Some longtime ROCOR faithful have found these views bewildering, given the church’s history. Lena Zezulin, whose parents were among the founding members of a parish in Long Island, N.Y., said that the community was always inclusive of non-Christian Russian immigrants living among it and proud of its immigrant roots.
“We had Muslims in the community,” she recalled. “My summer camp had Buddhists in the community. So those people were kind of lovingly absorbed into the group because they all came over [to the U.S.]together.”
She said that the congregation and clergy also welcomed her African American husband when they married roughly 40 years ago. But over time, their children started to encounter racism in the church. Zezulin said it tracked with the church’s expansion to new regions of the U.S., where it was drawing new conservative converts. Zezulin said she believes tolerance for these views may explain why extremists with xenophobic and nativist views have been joining.
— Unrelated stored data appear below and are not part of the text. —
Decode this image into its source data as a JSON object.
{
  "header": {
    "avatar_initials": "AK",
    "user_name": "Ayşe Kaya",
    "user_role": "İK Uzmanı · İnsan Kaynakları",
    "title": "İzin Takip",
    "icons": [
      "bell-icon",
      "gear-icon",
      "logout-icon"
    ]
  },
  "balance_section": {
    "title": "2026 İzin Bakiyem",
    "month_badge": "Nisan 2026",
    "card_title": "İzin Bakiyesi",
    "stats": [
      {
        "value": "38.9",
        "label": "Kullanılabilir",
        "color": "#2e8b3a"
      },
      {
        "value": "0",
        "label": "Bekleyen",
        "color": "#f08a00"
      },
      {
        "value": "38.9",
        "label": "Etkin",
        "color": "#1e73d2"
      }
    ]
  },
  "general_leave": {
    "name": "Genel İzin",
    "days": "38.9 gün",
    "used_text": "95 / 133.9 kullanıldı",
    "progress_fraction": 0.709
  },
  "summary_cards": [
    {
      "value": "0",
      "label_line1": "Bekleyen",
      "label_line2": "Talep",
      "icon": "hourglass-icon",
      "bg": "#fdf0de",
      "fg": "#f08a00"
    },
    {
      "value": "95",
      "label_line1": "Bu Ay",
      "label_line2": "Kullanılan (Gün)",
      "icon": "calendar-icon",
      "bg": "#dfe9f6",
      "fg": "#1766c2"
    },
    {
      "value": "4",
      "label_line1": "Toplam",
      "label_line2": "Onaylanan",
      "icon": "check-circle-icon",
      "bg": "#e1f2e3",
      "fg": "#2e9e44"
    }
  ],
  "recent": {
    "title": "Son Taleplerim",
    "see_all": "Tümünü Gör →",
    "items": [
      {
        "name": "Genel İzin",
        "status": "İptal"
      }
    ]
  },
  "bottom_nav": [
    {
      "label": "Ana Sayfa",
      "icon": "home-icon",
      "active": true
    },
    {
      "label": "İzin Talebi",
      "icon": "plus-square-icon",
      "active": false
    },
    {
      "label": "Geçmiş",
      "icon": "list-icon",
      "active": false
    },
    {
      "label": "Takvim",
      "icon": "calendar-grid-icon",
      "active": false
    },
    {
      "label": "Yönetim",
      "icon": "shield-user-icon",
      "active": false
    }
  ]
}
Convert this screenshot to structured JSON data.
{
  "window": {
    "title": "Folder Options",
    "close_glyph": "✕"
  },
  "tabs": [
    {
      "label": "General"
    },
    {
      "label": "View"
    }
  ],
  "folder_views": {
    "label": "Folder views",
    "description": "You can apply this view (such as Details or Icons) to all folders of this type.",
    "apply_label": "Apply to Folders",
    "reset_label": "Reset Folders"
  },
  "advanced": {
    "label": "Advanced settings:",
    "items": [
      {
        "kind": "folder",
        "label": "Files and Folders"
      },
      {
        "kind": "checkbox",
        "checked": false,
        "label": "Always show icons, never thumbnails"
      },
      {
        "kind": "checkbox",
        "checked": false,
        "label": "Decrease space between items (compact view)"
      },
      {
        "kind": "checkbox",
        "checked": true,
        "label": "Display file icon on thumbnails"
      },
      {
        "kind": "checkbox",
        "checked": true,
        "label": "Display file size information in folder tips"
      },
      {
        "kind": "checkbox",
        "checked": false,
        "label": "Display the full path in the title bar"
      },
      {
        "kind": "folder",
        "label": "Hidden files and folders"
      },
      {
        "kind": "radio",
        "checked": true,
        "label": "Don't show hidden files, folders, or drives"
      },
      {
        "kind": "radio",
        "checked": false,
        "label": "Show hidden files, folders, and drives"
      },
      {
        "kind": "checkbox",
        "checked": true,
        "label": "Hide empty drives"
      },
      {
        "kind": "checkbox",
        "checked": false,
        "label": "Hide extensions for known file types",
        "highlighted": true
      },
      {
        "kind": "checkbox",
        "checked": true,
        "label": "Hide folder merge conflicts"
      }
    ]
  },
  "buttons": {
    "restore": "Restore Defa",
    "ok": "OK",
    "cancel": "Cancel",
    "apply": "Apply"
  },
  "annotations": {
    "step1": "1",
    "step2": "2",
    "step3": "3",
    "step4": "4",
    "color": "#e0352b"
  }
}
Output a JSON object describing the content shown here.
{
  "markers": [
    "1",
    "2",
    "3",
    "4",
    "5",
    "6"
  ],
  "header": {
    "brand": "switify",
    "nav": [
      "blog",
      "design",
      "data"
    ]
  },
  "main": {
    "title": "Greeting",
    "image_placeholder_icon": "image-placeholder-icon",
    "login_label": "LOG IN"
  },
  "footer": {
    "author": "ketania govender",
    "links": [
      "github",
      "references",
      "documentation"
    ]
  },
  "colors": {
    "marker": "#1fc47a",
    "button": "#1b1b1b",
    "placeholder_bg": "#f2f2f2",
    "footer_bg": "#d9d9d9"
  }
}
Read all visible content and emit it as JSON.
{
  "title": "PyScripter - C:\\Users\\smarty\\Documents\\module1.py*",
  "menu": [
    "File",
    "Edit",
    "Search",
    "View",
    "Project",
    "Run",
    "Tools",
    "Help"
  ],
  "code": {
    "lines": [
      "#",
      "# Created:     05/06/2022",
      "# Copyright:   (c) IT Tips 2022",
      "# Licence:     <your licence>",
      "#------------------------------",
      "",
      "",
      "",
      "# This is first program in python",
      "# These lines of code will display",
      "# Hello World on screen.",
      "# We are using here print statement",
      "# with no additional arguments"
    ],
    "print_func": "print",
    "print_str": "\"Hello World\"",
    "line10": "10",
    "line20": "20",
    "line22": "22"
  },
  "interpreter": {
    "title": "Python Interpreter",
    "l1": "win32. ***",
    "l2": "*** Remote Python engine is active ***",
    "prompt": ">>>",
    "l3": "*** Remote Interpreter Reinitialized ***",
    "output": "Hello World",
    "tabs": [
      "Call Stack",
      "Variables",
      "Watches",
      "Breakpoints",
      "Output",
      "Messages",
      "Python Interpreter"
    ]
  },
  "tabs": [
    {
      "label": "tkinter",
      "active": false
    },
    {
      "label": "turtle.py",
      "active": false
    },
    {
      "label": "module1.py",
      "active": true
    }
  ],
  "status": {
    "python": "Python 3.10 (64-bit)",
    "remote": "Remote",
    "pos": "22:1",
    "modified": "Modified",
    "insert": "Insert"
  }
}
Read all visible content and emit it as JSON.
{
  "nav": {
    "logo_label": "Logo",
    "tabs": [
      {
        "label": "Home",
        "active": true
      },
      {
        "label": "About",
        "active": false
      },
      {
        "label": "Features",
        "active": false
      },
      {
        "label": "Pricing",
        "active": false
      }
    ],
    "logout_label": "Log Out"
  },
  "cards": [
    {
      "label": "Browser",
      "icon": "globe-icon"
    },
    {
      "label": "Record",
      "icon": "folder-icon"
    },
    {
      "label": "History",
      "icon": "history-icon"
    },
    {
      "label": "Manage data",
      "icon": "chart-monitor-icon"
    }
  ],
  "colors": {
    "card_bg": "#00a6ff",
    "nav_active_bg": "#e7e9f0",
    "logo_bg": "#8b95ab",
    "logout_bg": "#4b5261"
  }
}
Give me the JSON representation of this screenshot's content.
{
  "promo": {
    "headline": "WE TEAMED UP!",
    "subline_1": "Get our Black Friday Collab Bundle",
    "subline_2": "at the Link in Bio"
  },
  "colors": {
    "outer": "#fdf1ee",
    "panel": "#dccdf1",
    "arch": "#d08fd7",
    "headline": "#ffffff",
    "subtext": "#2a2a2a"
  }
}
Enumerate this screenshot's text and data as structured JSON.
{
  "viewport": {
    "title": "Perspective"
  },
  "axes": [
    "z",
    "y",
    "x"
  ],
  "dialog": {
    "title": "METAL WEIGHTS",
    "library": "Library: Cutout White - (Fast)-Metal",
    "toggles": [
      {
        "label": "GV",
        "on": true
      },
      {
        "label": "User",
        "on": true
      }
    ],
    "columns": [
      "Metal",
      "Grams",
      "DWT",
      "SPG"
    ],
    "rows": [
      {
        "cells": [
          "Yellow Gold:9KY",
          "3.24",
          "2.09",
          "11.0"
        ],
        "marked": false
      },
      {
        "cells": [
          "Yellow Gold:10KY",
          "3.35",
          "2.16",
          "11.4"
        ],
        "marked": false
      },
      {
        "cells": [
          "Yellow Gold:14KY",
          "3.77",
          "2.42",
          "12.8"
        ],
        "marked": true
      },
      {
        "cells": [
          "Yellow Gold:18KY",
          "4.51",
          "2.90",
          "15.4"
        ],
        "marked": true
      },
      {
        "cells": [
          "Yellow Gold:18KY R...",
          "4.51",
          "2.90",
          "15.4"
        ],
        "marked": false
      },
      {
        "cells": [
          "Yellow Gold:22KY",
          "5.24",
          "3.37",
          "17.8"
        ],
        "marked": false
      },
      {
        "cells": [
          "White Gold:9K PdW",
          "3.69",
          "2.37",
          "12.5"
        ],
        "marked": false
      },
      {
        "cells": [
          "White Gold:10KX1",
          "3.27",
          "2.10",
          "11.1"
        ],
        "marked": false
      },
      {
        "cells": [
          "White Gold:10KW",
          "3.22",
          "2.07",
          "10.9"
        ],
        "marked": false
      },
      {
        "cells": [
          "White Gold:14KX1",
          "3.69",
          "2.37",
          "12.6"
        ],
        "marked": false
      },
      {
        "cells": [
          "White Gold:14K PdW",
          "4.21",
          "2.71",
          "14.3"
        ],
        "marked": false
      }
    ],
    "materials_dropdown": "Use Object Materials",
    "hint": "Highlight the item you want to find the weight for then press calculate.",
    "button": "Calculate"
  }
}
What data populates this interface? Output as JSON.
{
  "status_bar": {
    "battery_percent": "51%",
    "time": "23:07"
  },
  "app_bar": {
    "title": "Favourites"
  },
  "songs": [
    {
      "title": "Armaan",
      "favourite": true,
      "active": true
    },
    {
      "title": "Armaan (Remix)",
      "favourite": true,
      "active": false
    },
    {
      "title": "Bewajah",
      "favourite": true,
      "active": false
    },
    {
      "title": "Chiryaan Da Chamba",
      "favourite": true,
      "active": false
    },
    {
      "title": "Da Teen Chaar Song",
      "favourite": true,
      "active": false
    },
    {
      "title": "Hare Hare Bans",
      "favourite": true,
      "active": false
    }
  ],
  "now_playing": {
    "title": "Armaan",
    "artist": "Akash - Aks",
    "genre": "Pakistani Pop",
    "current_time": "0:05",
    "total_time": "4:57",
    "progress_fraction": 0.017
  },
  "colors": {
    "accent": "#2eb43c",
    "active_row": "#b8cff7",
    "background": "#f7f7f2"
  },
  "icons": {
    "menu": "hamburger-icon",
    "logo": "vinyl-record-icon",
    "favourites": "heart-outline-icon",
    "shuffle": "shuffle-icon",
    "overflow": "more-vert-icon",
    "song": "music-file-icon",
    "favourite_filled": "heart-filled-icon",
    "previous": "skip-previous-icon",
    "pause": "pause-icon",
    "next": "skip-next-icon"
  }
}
“It’s outrageous, given that we came here as refugees and were accepted,” she said. “I think it’s racism based.”
Russia’s war in Ukraine
In general, those who have raised concern about racism and extremists’ participation within the church say the issue has largely been left to parish priests to address — or not to address. NPR reached out to Holy Trinity Orthodox Seminary near Jordanville, N.Y., ROCOR’s theological training institution, for comment on a number of questions, including how clergy are advised to handle the airing of antisemitic or nativist views by parishioners. Representatives declined to answer questions.
Most recently, Russia’s war in Ukraine has prompted painful reflection among some faithful. The head of the Russian Orthodox Church, Patriarch Kirill of Moscow, gave religious cover to the war. He claimed that the invasion of Ukraine is necessary to protect Orthodox Ukrainians from Western influence — namely, gay pride parades. Zezulin left her longtime ROCOR community and has started attending an Orthodox Church in America parish because her priest would not condemn the invasion.
“You know, somebody just said we should stand and pray for both sides. Well, were the Brits supposed to pray for Hitler and Churchill at the same time?” she said.
If anything, said Sarkisian, the war has exposed just how Putin has used the Russian Orthodox Church to further his country’s influence.
“It is definitely an arm of soft diplomacy, and ROCOR is a really important part of that,” Sarkisian said. “Putin is really interested in the church for its purposes for amplifying a particular aspect of Russian history politically, religiously, culturally.”